Cocaine addiction has always presented a serious challenge for addicts and scientists alike. In fact, despite years of research, the Food and Drug Administration has yet to identify and approve a specific pharmacological intervention to treat people struggling with this disease. And, according to Centers for Disease Control and Prevention (CDC), the mortality rate for cocaine increase been steadily increasing. The most recent data presented by the National Center for Health indicate that the number of people dying annually due to misuse of cocaine increased by 42% between 2001 and 2014.
In a scientific studies published recently in the Journal Proceedings of the National Academy of Sciences have revealed even more alarming effects of cocaine. According to John Hopkins researchers, they now have new evidence to support the fact that high doses of cocaine kills brain cells and triggers a cannibalizing effect in which these cells digest their own insides. While this discovery is not a comforting thought for those with a cocaine addiction, this research has also enabled scientists to further develop the “CGP3466B” an experimental compound and possible antidote to this activity.

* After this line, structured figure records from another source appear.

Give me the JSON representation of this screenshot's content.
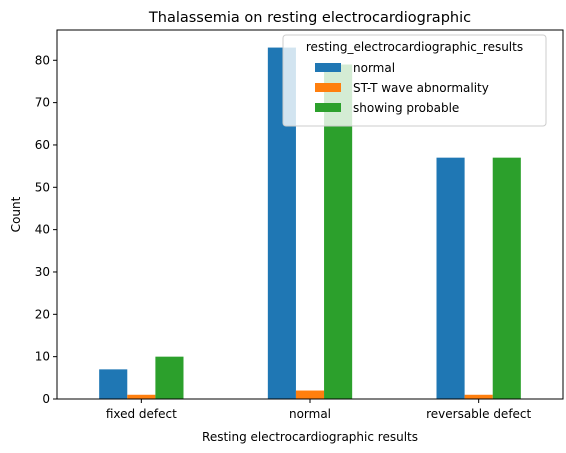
{
  "chart_data": {
    "type": "bar",
    "title": "Thalassemia on resting electrocardiographic",
    "xlabel": "Resting electrocardiographic results",
    "ylabel": "Count",
    "categories": [
      "fixed defect",
      "normal",
      "reversable defect"
    ],
    "series": [
      {
        "name": "normal",
        "color": "#1f77b4",
        "values": [
          7,
          83,
          57
        ]
      },
      {
        "name": "ST-T wave abnormality",
        "color": "#ff7f0e",
        "values": [
          1,
          2,
          1
        ]
      },
      {
        "name": "showing probable",
        "color": "#2ca02c",
        "values": [
          10,
          79,
          57
        ]
      }
    ],
    "ylim": [
      0,
      87.15
    ],
    "yticks": [
      0,
      10,
      20,
      30,
      40,
      50,
      60,
      70,
      80
    ],
    "grid": false,
    "legend": {
      "title": "resting_electrocardiographic_results",
      "position": "top-right"
    }
  }
}
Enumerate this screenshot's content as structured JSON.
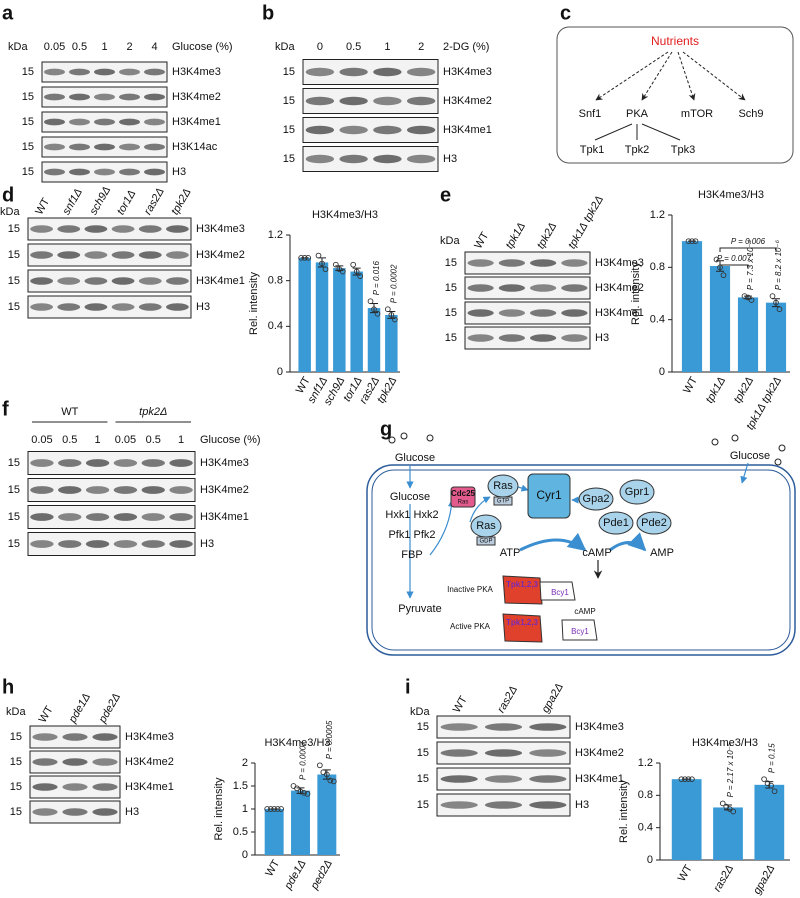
{
  "panels": [
    {
      "label": "a",
      "kda": "kDa",
      "lanes": [
        "0.05",
        "0.5",
        "1",
        "2",
        "4"
      ],
      "lanes_title": "Glucose (%)",
      "rows": [
        {
          "kda": "15",
          "name": "H3K4me3"
        },
        {
          "kda": "15",
          "name": "H3K4me2"
        },
        {
          "kda": "15",
          "name": "H3K4me1"
        },
        {
          "kda": "15",
          "name": "H3K14ac"
        },
        {
          "kda": "15",
          "name": "H3"
        }
      ]
    },
    {
      "label": "b",
      "kda": "kDa",
      "lanes": [
        "0",
        "0.5",
        "1",
        "2"
      ],
      "lanes_title": "2-DG (%)",
      "rows": [
        {
          "kda": "15",
          "name": "H3K4me3"
        },
        {
          "kda": "15",
          "name": "H3K4me2"
        },
        {
          "kda": "15",
          "name": "H3K4me1"
        },
        {
          "kda": "15",
          "name": "H3"
        }
      ]
    },
    {
      "label": "d",
      "kda": "kDa",
      "lanes": [
        "WT",
        "snf1Δ",
        "sch9Δ",
        "tor1Δ",
        "ras2Δ",
        "tpk2Δ"
      ],
      "rows": [
        {
          "kda": "15",
          "name": "H3K4me3"
        },
        {
          "kda": "15",
          "name": "H3K4me2"
        },
        {
          "kda": "15",
          "name": "H3K4me1"
        },
        {
          "kda": "15",
          "name": "H3"
        }
      ]
    },
    {
      "label": "e",
      "kda": "kDa",
      "lanes": [
        "WT",
        "tpk1Δ",
        "tpk2Δ",
        "tpk1Δ tpk2Δ"
      ],
      "rows": [
        {
          "kda": "15",
          "name": "H3K4me3"
        },
        {
          "kda": "15",
          "name": "H3K4me2"
        },
        {
          "kda": "15",
          "name": "H3K4me1"
        },
        {
          "kda": "15",
          "name": "H3"
        }
      ]
    },
    {
      "label": "f",
      "groups": [
        "WT",
        "tpk2Δ"
      ],
      "lanes": [
        "0.05",
        "0.5",
        "1",
        "0.05",
        "0.5",
        "1"
      ],
      "lanes_title": "Glucose (%)",
      "rows": [
        {
          "kda": "15",
          "name": "H3K4me3"
        },
        {
          "kda": "15",
          "name": "H3K4me2"
        },
        {
          "kda": "15",
          "name": "H3K4me1"
        },
        {
          "kda": "15",
          "name": "H3"
        }
      ]
    },
    {
      "label": "h",
      "kda": "kDa",
      "lanes": [
        "WT",
        "pde1Δ",
        "pde2Δ"
      ],
      "rows": [
        {
          "kda": "15",
          "name": "H3K4me3"
        },
        {
          "kda": "15",
          "name": "H3K4me2"
        },
        {
          "kda": "15",
          "name": "H3K4me1"
        },
        {
          "kda": "15",
          "name": "H3"
        }
      ]
    },
    {
      "label": "i",
      "kda": "kDa",
      "lanes": [
        "WT",
        "ras2Δ",
        "gpa2Δ"
      ],
      "rows": [
        {
          "kda": "15",
          "name": "H3K4me3"
        },
        {
          "kda": "15",
          "name": "H3K4me2"
        },
        {
          "kda": "15",
          "name": "H3K4me1"
        },
        {
          "kda": "15",
          "name": "H3"
        }
      ]
    }
  ],
  "diagram_c": {
    "label": "c",
    "top": "Nutrients",
    "kinases": [
      "Snf1",
      "PKA",
      "mTOR",
      "Sch9"
    ],
    "subunits": [
      "Tpk1",
      "Tpk2",
      "Tpk3"
    ]
  },
  "diagram_g": {
    "label": "g",
    "glucose_left": "Glucose",
    "glucose_right": "Glucose",
    "glucose_in": "Glucose",
    "hxk": "Hxk1 Hxk2",
    "pfk": "Pfk1 Pfk2",
    "fbp": "FBP",
    "pyruvate": "Pyruvate",
    "cdc25": "Cdc25",
    "cdc25_ras": "Ras",
    "ras_gtp": "Ras",
    "gtp": "GTP",
    "ras_gdp": "Ras",
    "gdp": "GDP",
    "cyr1": "Cyr1",
    "gpa2": "Gpa2",
    "gpr1": "Gpr1",
    "pde1": "Pde1",
    "pde2": "Pde2",
    "atp": "ATP",
    "camp": "cAMP",
    "amp": "AMP",
    "inactive": "Inactive PKA",
    "tpk_inactive": "Tpk1,2,3",
    "bcy1_inactive": "Bcy1",
    "camp_bound": "cAMP",
    "active": "Active PKA",
    "tpk_active": "Tpk1,2,3",
    "bcy1_active": "Bcy1"
  },
  "chart_data": [
    {
      "type": "bar",
      "title": "H3K4me3/H3",
      "y_label": "Rel. intensity",
      "color": "#3a9ad6",
      "categories": [
        "WT",
        "snf1Δ",
        "sch9Δ",
        "tor1Δ",
        "ras2Δ",
        "tpk2Δ"
      ],
      "values": [
        1.0,
        0.96,
        0.91,
        0.88,
        0.56,
        0.5
      ],
      "errors": [
        0,
        0.04,
        0.02,
        0.03,
        0.04,
        0.03
      ],
      "points": [
        [
          1,
          1,
          1
        ],
        [
          1.02,
          0.95,
          0.9
        ],
        [
          0.94,
          0.9,
          0.88
        ],
        [
          0.94,
          0.88,
          0.84
        ],
        [
          0.62,
          0.55,
          0.51
        ],
        [
          0.55,
          0.5,
          0.46
        ]
      ],
      "value_annotations": [
        null,
        null,
        null,
        null,
        "P = 0.016",
        "P = 0.0002"
      ],
      "ylim": [
        0,
        1.2
      ],
      "yticks": [
        0,
        0.4,
        0.8,
        1.2
      ]
    },
    {
      "type": "bar",
      "title": "H3K4me3/H3",
      "y_label": "Rel. intensity",
      "color": "#3a9ad6",
      "categories": [
        "WT",
        "tpk1Δ",
        "tpk2Δ",
        "tpk1Δ tpk2Δ"
      ],
      "values": [
        1.0,
        0.81,
        0.57,
        0.53
      ],
      "errors": [
        0,
        0.04,
        0.01,
        0.03
      ],
      "points": [
        [
          1,
          1,
          1
        ],
        [
          0.86,
          0.8,
          0.74
        ],
        [
          0.58,
          0.57,
          0.55
        ],
        [
          0.58,
          0.53,
          0.48
        ]
      ],
      "value_annotations": [
        null,
        null,
        "P = 7.3 x 10⁻⁴",
        "P = 8.2 x 10⁻⁶"
      ],
      "comparisons": [
        {
          "from": "tpk1Δ",
          "to": "tpk2Δ",
          "label": "P = 0.007"
        },
        {
          "from": "tpk1Δ",
          "to": "tpk1Δ tpk2Δ",
          "label": "P = 0.006"
        }
      ],
      "ylim": [
        0,
        1.2
      ],
      "yticks": [
        0,
        0.4,
        0.8,
        1.2
      ]
    },
    {
      "type": "bar",
      "title": "H3K4me3/H3",
      "y_label": "Rel. intensity",
      "color": "#3a9ad6",
      "categories": [
        "WT",
        "pde1Δ",
        "ped2Δ"
      ],
      "values": [
        1.0,
        1.4,
        1.75
      ],
      "errors": [
        0,
        0.06,
        0.1
      ],
      "points": [
        [
          1,
          1,
          1,
          1,
          1
        ],
        [
          1.5,
          1.45,
          1.38,
          1.35,
          1.33
        ],
        [
          1.95,
          1.8,
          1.75,
          1.62,
          1.6
        ]
      ],
      "value_annotations": [
        null,
        "P = 0.0007",
        "P = 0.0005"
      ],
      "ylim": [
        0,
        2
      ],
      "yticks": [
        0,
        0.5,
        1,
        1.5,
        2
      ]
    },
    {
      "type": "bar",
      "title": "H3K4me3/H3",
      "y_label": "Rel. intensity",
      "color": "#3a9ad6",
      "categories": [
        "WT",
        "ras2Δ",
        "gpa2Δ"
      ],
      "values": [
        1.0,
        0.65,
        0.93
      ],
      "errors": [
        0,
        0.03,
        0.04
      ],
      "points": [
        [
          1,
          1,
          1,
          1
        ],
        [
          0.7,
          0.66,
          0.63,
          0.6
        ],
        [
          1.0,
          0.95,
          0.92,
          0.85
        ]
      ],
      "value_annotations": [
        null,
        "P = 2.17 x 10⁻⁵",
        "P = 0.15"
      ],
      "ylim": [
        0,
        1.2
      ],
      "yticks": [
        0,
        0.4,
        0.8,
        1.2
      ]
    }
  ]
}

CGP3466B has been in development since scientist first recognized that nitrate oxide was connected to cocaine induced cell death through its interaction with the GAPDH enzyme. Until these new findings however, scientists were unsure of the specific cause of cell death or autophagy. Cocaine induced autophagy represents a destructive process that causes cell disassembly and lead to cellular dysfunction. In tests, CGP3466B has been shown to disrupt nitric oxide/GAPDH interactions and stop cocaine-induced autophagy. This treatment offers significant hope for cocaine addicts as well as for women who use cocaine during pregnancy.
According to Solomon Snyder M.D., professor of neuroscience at John Hopkins University School of Medicine this information provides greater insight into how to use a known compound to interfere prevent cell damage. He also said researchers hope these findings will eventually lead to treatment that will arrest the devastating effects of cocaine and reduce the effects of this drug on babies in utero.

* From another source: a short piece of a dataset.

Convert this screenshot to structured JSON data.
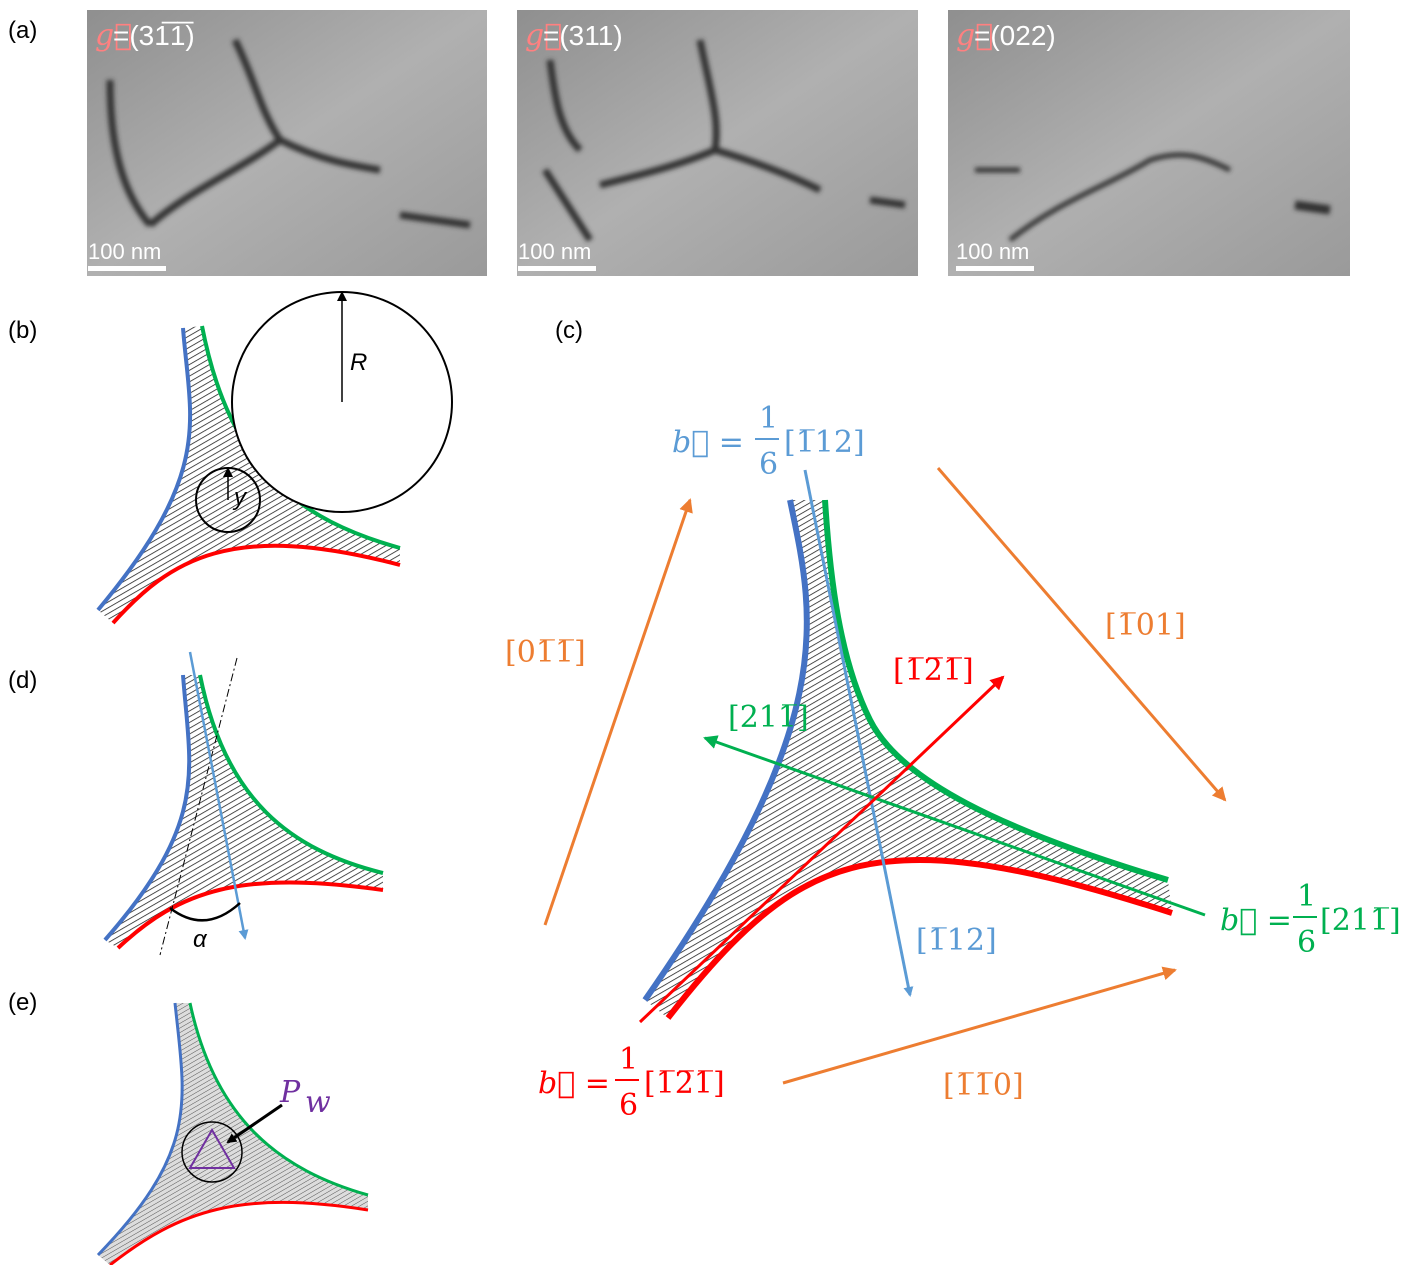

Addictionologists current utilize various cognitive behavioral and relapse prevention therapies as well as such as Buprenorphine to aid in the cocaine addiction rehabilitation process. Buprenorphine in particular has able to alleviate physical and emotional suffering caused by cocaine addiction. It has been shown to be especially safe as a sobriety maintenance drug without many of the risk factors of other medication intervention substances.
According to the NIDA, cocaine addiction is a progressive disease that without appropriate treatment has the potential to lead to irreversible damage. As such, seeking cocaine addiction treatment at the earliest opportunity, preferably at the onset of a cocaine dependence is critical to preventing the debilitating effects of this drug.